O problema é exactamente esse...como começar? A verdade é que não sei e essa foi a razão pela qual decidi começar a escrever aqui. Na maioria das vezes não sei o que dizer ou o que fazer. A minha cabeça funciona mas o meu corpo não responde. Por vezes penso, penso e penso mas não sai nada, a minha boca fecha-se e as palavras não saem. Escrever foi sempre o meu refúgio, quando escrevo tudo fica mais fácil, não há preocupações com o que os outros pensam de mim ou com o que eu digo.

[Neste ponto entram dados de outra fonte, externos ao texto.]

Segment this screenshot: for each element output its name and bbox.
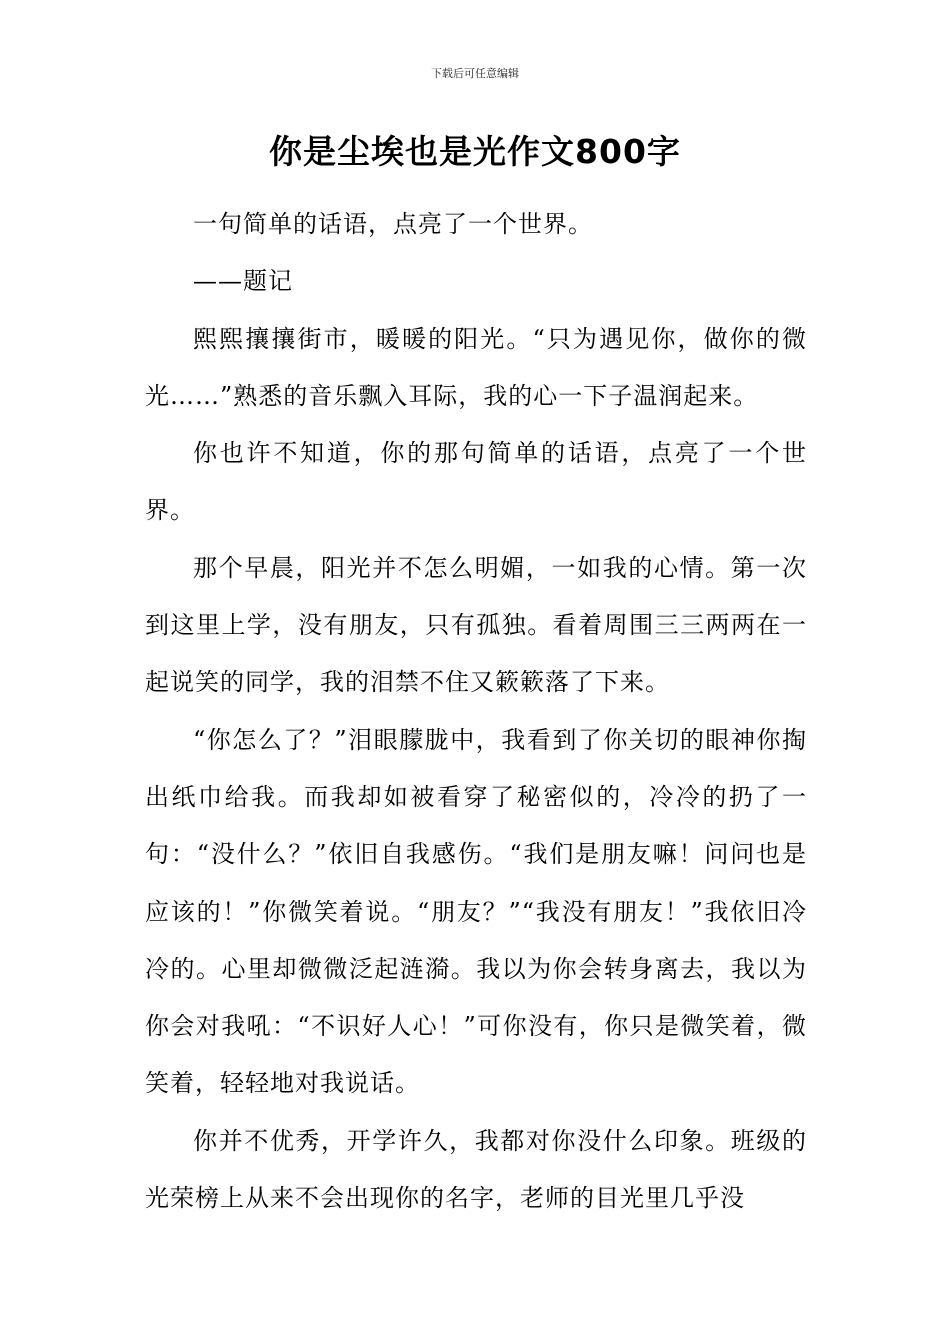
paragraph: 熙熙攘攘街市，暖暖的阳光。“只为遇见你，做你的微光……”熟悉的音乐飘入耳际，我的心一下子温润起来。 bbox=[145, 324, 807, 410]
paragraph: 你并不优秀，开学许久，我都对你没什么印象。班级的光荣榜上从来不会出现你的名字，老师的目光里几乎没 bbox=[145, 1126, 807, 1213]
document-title: 你是尘埃也是光作文800字 bbox=[269, 132, 681, 171]
document-body bbox=[145, 196, 807, 1227]
paragraph: ——题记 bbox=[193, 267, 293, 296]
paragraph: 一句简单的话语，点亮了一个世界。 bbox=[193, 210, 593, 238]
header-note: 下载后可任意编辑 bbox=[431, 67, 519, 80]
paragraph: “你怎么了？”泪眼朦胧中，我看到了你关切的眼神你掏出纸巾给我。而我却如被看穿了秘密似的，冷冷的扔了一句：“没什么？”依旧自我感伤。“我们是朋友嘛！问问也是应该的！”你微笑着说。“朋友？”“我没有朋友！”我依旧冷冷的。心里却微微泛起涟漪。我以为你会转身离去，我以为你会对我吼：“不识好人心！”可你没有，你只是微笑着，微笑着，轻轻地对我说话。 bbox=[145, 725, 807, 1098]
paragraph: 那个早晨，阳光并不怎么明媚，一如我的心情。第一次到这里上学，没有朋友，只有孤独。看着周围三三两两在一起说笑的同学，我的泪禁不住又簌簌落了下来。 bbox=[145, 553, 807, 697]
paragraph: 你也许不知道，你的那句简单的话语，点亮了一个世界。 bbox=[145, 439, 807, 525]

Por isso vou continuar a escrever, mas agora todos podem ver, não é que tenha qualquer tipo de ilusão de que alguém queira ler o que eu escrevo, mas antes escrevia e guardava tudo com receio de alguém lesse, agora vou fazer o contrário e perder o medo de me expressar.
Há quem acredite em vidas passadas, eu acredito que fui uma gata. Porquê? Porque me refugio muito em mim mesma, é-me difícil confiar nos outros e adoro estar sozinha. Engane-se quem pensa que sou uma solitária sem amigos, pelo contrário, tenho praticamente os mesmos amigos que tinha há 24 anos atrás e adoro cada um deles. O problema comigo é que vivo bem sozinha, gosto de estar no meu recanto a ler, a ver televisão, a cantar que nem uma doida. Posso sair, conversar e dançar, mas sabe-me sempre bem estar em paz, sozinha comigo mesma, tal como os gatos. Eles convivem bem com as pessoas mas adoram a sua independência, a capacidade de estarem sozinhos num canto a dormir ou a brincar com um simples elástico. Eu sou assim, sou como um gato...tenho dias!